午後は、ポートランドから1時間半のオレゴン州立大学へ向かいました。広大なキャンパスを見学し、ブックストアでお買い物。数年後にはここで学生しているメンバーもいるかも・・・。将来の夢も語り合いました。
夜は、オレゴン州都・セーラムの近くにあるワイナリーへ。ワインティスティングではなく、こちらのNPO団体の協力で叶った、平和プログラムに参加するためです。
急なお願いにも関わらず、第二次世界大戦中の日系アメリカ人のドキュメンタリー映画の上映会と日系人の方に直接お話を聞ける場を用意してくださいました。
そこへ集まったのは、いろいろなバックグラウンドを持つインターナショナルなメンバーが20名ほど。年齢も12才から、リタイヤしたシニアまで様々。もちろん英語ですすめられていきますが、貴重な写真や映像を通して、過去に何があったのか知ることから平和について考えようという思いをみんなでシェアした特別な夜となりました。
はじめに、 真珠湾攻撃のあったあの日、日系アメリカ人の日常が何の前触れも無く突如変わってしまったお話を聞きました。その当時の子どもたちが、どんな思いでその事実を受け止めなければならなかったのか、、、。どんな顔をして学校へ行けばよいのか、そもそも学校へ行けるのか。あの日から、日系人家族のみなさんが悲劇の渦に巻き込まれていく生々しいお話に、胸が苦しくなりました。
ドキュメンタリー映画は、収容所に送り込まれた日系人家族の苦悩、武士道精神をもって戦い抜いた日系人部隊の足跡を追いながら、彼らがどんな思いで戦い、アメリカ人として生きてきたかを語るものでした。あまりにも惨い映像のシーンもあり、子どもたちは抱き合って泣いていましたが、過去に何が起きたかを知ることの必要性は、本人たちが理解した上での参加だったので、そのまま続けました。
映画の後は、参加者全員でのディスカッションとなりました。
それぞれの立場で、それぞれの思いがありますが、平和への思いはみな同じです。
戦争で亡くなった全ての方々、戦後、平和な世界のために貢献し続けた全ての方々に、心から感謝するとともに、私たちのこれからの責任について改めて考えさせられる時間になりました。

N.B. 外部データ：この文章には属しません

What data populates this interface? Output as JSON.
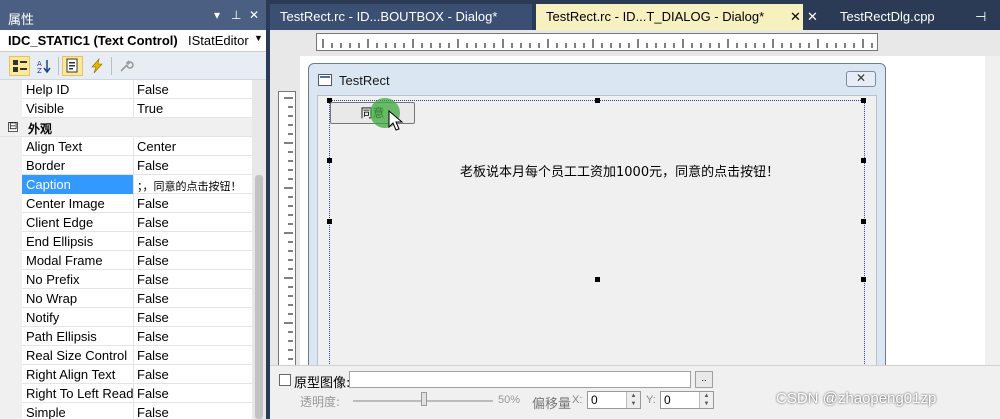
{
  "properties_panel": {
    "title": "属性",
    "object_name": "IDC_STATIC1 (Text Control)",
    "object_type": "IStatEditor",
    "rows_top": [
      {
        "name": "Help ID",
        "value": "False"
      },
      {
        "name": "Visible",
        "value": "True"
      }
    ],
    "category": {
      "toggle": "⊟",
      "name": "外观"
    },
    "rows": [
      {
        "name": "Align Text",
        "value": "Center"
      },
      {
        "name": "Border",
        "value": "False"
      },
      {
        "name": "Caption",
        "value": "；，同意的点击按钮！",
        "selected": true
      },
      {
        "name": "Center Image",
        "value": "False"
      },
      {
        "name": "Client Edge",
        "value": "False"
      },
      {
        "name": "End Ellipsis",
        "value": "False"
      },
      {
        "name": "Modal Frame",
        "value": "False"
      },
      {
        "name": "No Prefix",
        "value": "False"
      },
      {
        "name": "No Wrap",
        "value": "False"
      },
      {
        "name": "Notify",
        "value": "False"
      },
      {
        "name": "Path Ellipsis",
        "value": "False"
      },
      {
        "name": "Real Size Control",
        "value": "False"
      },
      {
        "name": "Right Align Text",
        "value": "False"
      },
      {
        "name": "Right To Left Reading",
        "value": "False"
      },
      {
        "name": "Simple",
        "value": "False"
      }
    ]
  },
  "tabs": [
    {
      "label": "TestRect.rc - ID...BOUTBOX - Dialog*",
      "state": "inactive"
    },
    {
      "label": "TestRect.rc - ID...T_DIALOG - Dialog*",
      "state": "active"
    },
    {
      "label": "TestRectDlg.cpp",
      "state": "inactive"
    }
  ],
  "dialog": {
    "title": "TestRect",
    "close_glyph": "✕",
    "button_label": "同意",
    "static_text": "老板说本月每个员工工资加1000元，同意的点击按钮！"
  },
  "overlay": {
    "prototype_label": "原型图像:",
    "browse_label": "..",
    "opacity_label": "透明度:",
    "opacity_percent": "50%",
    "opacity_value": 0.5,
    "offset_label": "偏移量",
    "x_label": "X:",
    "x_value": "0",
    "y_label": "Y:",
    "y_value": "0"
  },
  "watermark": "CSDN @zhaopeng01zp",
  "colors": {
    "titlebar": "#4a5f82",
    "active_tab": "#f7f1c0",
    "selection": "#3399ff",
    "ide_background": "#2b3a55"
  }
}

優しさにあふれたサマーキャンプから出てきた朝から、平和への思いにあふれたワイナリーの夜。
こんな濃厚な一日は、GSS研修でも稀です。
この平和プログラムを実現してくださったNPO代表のKさん、貴重なお話をしてくださった日系人のYさんをはじめ参加者の皆さん、このプログラムへの主旨を理解してくださったGSSメンバーの保護者の皆さん、過去に起きたことをまっすぐ受け止め、平和について真剣に考えてくれた子どもたちに、心からの敬意と感謝を申し上げます。